Mechanically strong and tough hydrogels with pH-triggered self-healing and shape memory properties based on a dual physically crosslinked network

Abstract

Physically crosslinked hydrogels with a reversible nature have attracted much attention in recent decades due to their fascinating self-recovery and self-healing properties, but the low mechanical strength hinders their development for many stress-bearing applications. In this study, inspired by the multiple supramolecular interactions in nature including hydrogen bonding and ionic bonds, we proposed a simple strategy to fabricate high-performance dual physically crosslinked D-hydrogels, which is triggered by the self-complementary quadruple hydrogen bonding interactions between 2-ureido-4[1H]-pyrimidinone (UPy) dimers and Fe³⁺ ionic coordination bonds as the dynamic sacrificial crosslinkers, thus obviously enhancing the mechanical strength and toughness.

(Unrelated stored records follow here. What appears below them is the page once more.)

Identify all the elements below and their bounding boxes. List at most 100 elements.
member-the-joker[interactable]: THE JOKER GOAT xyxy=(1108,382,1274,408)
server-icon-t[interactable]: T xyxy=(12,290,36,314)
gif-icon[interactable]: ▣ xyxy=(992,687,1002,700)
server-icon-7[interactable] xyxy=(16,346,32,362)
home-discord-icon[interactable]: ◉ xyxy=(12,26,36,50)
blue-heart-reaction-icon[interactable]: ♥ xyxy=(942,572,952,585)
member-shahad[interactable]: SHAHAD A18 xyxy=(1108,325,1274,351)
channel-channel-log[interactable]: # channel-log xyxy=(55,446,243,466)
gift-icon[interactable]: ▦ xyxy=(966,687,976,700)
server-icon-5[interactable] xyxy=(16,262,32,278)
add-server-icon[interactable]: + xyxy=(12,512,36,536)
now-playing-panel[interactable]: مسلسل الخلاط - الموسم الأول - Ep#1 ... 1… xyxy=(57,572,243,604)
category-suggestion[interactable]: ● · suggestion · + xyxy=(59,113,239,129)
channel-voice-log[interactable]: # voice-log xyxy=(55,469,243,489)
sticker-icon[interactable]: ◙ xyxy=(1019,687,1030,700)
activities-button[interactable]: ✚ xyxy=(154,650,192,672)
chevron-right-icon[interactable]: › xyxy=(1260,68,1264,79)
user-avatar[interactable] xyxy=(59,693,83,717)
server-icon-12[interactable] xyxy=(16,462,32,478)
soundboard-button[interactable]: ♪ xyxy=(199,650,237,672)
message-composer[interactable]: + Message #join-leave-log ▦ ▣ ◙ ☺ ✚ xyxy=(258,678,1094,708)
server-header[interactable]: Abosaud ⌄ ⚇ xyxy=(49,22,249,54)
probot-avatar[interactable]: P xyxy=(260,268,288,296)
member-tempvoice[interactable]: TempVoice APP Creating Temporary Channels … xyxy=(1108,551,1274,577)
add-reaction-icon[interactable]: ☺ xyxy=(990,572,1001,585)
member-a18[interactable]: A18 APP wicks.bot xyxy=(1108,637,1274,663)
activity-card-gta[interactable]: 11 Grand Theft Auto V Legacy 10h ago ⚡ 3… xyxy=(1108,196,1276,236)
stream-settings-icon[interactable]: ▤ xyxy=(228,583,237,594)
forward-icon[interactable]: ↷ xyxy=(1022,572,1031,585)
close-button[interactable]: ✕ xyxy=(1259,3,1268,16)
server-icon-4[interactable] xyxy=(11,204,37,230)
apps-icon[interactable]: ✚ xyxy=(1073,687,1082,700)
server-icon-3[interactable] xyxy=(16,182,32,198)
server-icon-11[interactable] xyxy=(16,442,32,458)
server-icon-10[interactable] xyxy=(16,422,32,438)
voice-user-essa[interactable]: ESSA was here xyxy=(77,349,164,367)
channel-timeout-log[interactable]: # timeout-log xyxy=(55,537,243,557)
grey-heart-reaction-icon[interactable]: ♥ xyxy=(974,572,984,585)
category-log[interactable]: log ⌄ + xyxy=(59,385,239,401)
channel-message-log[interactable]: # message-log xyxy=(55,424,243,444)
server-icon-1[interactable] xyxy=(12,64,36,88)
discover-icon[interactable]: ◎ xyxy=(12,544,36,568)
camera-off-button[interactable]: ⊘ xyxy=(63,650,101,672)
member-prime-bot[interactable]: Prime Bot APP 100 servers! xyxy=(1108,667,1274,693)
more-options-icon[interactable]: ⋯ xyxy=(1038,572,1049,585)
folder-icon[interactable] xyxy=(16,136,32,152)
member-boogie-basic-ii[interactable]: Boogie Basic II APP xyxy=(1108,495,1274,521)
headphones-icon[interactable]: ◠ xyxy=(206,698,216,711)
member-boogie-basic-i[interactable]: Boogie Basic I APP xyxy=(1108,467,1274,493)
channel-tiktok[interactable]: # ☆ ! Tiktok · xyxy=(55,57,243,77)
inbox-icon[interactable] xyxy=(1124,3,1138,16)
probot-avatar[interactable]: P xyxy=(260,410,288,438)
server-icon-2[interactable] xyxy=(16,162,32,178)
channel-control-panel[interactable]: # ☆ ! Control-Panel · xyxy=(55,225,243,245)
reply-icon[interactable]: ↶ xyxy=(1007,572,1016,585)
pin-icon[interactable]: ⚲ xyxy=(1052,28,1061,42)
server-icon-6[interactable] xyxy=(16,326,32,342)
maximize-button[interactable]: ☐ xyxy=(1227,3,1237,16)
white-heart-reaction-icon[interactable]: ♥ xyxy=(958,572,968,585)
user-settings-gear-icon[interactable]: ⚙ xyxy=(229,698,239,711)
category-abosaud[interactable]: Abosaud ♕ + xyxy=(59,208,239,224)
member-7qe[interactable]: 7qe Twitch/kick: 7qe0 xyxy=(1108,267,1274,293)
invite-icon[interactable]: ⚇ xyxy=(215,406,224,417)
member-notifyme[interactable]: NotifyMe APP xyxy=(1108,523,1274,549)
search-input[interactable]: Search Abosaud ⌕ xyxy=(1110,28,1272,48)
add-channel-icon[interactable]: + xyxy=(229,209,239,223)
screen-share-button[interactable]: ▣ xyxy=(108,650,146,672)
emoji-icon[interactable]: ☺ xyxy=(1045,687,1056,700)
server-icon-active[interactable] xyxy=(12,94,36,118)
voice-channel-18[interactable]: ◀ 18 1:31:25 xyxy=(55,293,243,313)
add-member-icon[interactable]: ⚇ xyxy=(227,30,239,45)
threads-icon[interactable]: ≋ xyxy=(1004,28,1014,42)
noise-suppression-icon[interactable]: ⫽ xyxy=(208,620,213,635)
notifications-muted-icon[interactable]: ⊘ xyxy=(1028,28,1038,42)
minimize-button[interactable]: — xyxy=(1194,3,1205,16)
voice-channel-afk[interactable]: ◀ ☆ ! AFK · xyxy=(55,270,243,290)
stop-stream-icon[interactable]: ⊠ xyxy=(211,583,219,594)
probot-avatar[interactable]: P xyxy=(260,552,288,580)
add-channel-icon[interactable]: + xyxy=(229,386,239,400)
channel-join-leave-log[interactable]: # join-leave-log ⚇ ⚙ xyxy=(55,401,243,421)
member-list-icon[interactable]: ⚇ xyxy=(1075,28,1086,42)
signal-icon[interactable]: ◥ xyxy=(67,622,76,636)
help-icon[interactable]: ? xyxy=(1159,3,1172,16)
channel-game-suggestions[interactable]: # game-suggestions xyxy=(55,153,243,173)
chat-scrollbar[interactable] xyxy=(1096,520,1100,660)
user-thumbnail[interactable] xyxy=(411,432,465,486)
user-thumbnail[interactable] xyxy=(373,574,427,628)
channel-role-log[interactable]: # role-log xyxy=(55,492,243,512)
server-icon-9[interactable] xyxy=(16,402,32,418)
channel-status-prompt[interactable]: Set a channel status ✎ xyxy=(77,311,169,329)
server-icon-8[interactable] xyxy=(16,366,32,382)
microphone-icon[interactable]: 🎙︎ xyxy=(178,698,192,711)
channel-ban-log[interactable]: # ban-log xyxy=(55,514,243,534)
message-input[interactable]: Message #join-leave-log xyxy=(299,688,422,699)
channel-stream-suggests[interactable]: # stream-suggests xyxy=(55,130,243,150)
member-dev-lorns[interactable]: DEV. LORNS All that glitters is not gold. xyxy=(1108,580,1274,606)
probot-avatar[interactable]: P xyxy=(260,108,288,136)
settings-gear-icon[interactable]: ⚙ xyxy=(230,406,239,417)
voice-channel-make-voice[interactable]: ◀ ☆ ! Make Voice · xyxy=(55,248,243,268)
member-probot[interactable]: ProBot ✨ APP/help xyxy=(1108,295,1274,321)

Due to the synergistic effect of the two types of physical crosslinking interactions, the D-hydrogels exhibit outstanding mechanical properties, such as a tensile strength of 7.9 MPa, an elastic modulus of 6.9 MPa, and an elongation at break of 541%, with an optimized structure. Furthermore, these reversible dual physical crosslinks enable the D-hydrogels to efficiently dissipate energy with a high toughness (up to 29 MJ m⁻³) while imparting good self-recovery properties, a pH-triggered healing capability and pH-responsive shape memory to the network. This dual physically crosslinked hydrogel with excellent mechanical performance as well as good recovery and self-healing properties will hopefully be exploited as a promising candidate for various biomedical applications.